This is a tale that’s been unfolding ever since the small-block Chevrolet, arguably the most influential and successful American auto engine design ever, forcibly shoved another legend, the flathead Ford V-8, aside during the 1950s. The small-block came to be a dominant powerplant in literally every form of American motorsports. In drag racing, its hegemony was nearly total. If you wanted to post quick times, and not go bankrupt doing it, you went with Chevy power. An entire industry evolved around supplying performance parts for this engine. And we haven’t even begun discussing the Mark IV big-block V-8 that came along later. Drag racing historian and journalist Doug Boyce has now completed a very important book that exhaustively maps Chevrolet’s march to quarter-mile immortality,

Chevy Drag Racing 1955-1980 will certainly be essential reading for anyone who’s a fan of Chevrolet performance or drag racing history.
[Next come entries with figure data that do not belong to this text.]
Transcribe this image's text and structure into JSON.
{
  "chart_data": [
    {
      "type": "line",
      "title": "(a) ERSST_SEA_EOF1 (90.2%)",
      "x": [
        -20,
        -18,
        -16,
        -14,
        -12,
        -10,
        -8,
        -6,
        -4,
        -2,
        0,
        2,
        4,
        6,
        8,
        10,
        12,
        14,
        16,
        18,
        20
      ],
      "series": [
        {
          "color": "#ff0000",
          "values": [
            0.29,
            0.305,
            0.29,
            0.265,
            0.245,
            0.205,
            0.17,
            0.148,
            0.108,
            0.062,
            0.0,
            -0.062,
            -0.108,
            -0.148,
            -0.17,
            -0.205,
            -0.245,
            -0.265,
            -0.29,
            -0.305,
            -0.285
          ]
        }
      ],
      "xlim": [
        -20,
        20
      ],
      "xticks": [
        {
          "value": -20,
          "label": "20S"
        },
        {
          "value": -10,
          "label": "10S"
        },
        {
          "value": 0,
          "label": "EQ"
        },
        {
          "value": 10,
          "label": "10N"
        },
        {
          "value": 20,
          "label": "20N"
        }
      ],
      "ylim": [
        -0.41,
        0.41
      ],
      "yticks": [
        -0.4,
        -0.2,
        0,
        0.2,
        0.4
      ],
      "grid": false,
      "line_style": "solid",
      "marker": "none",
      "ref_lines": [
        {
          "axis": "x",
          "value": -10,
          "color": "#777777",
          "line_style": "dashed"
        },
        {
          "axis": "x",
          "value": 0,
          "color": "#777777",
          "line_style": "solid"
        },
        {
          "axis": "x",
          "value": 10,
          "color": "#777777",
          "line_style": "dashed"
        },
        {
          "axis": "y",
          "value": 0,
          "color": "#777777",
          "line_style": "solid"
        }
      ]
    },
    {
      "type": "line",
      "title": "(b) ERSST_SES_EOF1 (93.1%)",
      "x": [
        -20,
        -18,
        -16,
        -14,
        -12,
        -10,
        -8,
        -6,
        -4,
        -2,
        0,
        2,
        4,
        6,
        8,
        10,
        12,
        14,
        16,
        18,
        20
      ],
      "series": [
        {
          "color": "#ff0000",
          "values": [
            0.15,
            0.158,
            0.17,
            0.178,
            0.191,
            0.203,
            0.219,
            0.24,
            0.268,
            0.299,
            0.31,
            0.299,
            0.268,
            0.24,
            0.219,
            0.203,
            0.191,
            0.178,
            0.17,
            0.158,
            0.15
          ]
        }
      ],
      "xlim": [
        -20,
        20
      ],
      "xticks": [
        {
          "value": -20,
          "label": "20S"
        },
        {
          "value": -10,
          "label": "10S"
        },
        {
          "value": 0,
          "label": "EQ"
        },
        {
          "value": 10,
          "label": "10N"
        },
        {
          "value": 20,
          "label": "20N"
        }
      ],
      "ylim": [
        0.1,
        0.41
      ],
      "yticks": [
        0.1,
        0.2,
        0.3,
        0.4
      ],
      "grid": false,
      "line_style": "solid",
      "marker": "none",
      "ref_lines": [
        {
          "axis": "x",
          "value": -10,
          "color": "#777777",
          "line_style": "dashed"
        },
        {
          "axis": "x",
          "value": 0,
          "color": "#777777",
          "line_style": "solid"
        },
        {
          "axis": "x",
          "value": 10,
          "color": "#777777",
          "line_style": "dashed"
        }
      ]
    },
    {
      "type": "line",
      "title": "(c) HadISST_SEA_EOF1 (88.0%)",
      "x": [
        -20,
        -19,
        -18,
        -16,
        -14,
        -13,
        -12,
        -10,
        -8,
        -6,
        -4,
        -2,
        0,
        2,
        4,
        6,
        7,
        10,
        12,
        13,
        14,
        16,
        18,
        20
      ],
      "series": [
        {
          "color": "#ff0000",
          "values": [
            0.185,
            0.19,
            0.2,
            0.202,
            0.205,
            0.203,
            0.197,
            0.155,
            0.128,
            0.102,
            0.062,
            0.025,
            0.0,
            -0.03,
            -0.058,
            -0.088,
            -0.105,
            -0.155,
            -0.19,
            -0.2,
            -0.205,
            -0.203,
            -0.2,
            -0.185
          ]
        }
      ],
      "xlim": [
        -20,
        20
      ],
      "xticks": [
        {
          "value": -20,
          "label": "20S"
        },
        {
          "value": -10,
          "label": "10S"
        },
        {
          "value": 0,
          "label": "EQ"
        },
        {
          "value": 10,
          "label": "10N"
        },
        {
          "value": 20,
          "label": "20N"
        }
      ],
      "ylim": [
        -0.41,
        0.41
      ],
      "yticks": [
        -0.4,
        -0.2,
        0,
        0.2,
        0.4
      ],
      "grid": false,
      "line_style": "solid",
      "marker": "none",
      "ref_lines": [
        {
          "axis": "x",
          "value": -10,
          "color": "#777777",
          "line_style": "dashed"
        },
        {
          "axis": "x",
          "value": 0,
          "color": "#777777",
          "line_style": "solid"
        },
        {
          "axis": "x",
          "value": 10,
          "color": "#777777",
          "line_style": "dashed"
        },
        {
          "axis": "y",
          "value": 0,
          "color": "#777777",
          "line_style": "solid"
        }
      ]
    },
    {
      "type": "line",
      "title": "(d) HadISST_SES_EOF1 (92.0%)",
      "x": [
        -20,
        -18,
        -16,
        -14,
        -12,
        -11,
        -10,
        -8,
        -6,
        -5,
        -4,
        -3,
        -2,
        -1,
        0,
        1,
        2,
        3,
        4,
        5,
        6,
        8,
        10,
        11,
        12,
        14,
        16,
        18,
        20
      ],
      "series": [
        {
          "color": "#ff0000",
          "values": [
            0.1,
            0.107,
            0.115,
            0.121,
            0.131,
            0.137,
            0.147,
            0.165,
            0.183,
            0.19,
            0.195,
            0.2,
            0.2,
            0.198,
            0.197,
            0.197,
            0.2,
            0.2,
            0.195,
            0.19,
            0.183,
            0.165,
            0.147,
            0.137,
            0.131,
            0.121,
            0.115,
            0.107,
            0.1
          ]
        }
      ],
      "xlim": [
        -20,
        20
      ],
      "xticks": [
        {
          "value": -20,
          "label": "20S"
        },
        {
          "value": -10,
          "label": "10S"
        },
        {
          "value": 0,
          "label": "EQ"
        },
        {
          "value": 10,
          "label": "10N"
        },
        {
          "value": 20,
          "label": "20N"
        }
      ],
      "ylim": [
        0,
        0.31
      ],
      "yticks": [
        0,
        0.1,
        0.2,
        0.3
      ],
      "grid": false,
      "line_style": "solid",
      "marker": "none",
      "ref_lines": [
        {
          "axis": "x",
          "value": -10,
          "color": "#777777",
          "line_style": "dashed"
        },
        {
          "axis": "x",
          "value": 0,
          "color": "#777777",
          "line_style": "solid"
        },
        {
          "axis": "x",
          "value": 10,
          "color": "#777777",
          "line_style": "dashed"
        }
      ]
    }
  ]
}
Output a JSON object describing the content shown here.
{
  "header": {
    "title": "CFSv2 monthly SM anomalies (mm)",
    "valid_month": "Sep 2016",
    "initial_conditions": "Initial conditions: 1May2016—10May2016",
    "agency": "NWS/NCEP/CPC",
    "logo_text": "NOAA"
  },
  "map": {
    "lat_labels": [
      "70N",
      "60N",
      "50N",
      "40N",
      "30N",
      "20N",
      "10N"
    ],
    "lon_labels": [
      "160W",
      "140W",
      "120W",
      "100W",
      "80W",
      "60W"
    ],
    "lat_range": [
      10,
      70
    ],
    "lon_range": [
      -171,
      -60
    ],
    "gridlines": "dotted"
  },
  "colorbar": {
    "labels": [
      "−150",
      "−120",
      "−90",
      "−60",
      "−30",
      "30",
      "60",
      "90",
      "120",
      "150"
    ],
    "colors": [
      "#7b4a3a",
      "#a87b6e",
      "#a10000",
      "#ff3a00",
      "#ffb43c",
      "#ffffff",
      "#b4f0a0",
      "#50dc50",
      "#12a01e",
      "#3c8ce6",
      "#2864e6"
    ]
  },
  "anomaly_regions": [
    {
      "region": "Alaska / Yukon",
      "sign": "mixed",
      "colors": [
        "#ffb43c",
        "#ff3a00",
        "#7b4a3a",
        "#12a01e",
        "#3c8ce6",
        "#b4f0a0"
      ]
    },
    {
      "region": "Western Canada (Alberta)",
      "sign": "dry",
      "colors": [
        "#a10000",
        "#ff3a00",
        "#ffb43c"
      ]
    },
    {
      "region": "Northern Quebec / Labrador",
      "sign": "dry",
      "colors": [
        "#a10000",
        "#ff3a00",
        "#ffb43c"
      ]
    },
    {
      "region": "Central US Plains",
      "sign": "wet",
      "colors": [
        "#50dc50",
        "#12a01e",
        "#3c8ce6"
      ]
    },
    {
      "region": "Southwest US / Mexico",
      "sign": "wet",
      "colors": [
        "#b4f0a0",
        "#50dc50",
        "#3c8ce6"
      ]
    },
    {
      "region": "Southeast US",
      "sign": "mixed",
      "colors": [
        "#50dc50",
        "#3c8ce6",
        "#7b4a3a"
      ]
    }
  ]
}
The author indisputably understands and venerates his material: Boyce is the author of a technological biography of Bill “Grumpy” Jenkins and an acclaimed history of NHRA Junior Stock, both topics that are relevant to the subject matter in this book. There’s a fair amount of tech in these 176 softcover pages, but the book is organized around the individuals whose names, like Chevrolet’s, became synonymous with success in drag racing. The expected names like Jenkins, Dave Strickler and Jungle Jim Liberman are here, but the real strength of this book is its close focus on the other guys who are less well-known today. If you grew up on the East Coast, I’m talking guys like Jack Merkel, Truppi and Kling, Bernie Agaman, Paul Blevins, Dennis Ferrara, Bo Laws, Larry Kopp and Malcolm Durham. It was especially gratifying to see an in-depth look at Jim Bucher, whose win with a steel-block Chevy at the 1975 Summernationals at Englishtown was the first Top Fuel win for a Chevrolet-powered dragster since the brilliant “Sneaky Pete” Robinson took the U.S. Nationals in 1961. If you’re into the subject matter, you have to buy this book. It’s that simple. The price is $36.95 and it comes from CarTech Books, which also stocks the author’s previous titles.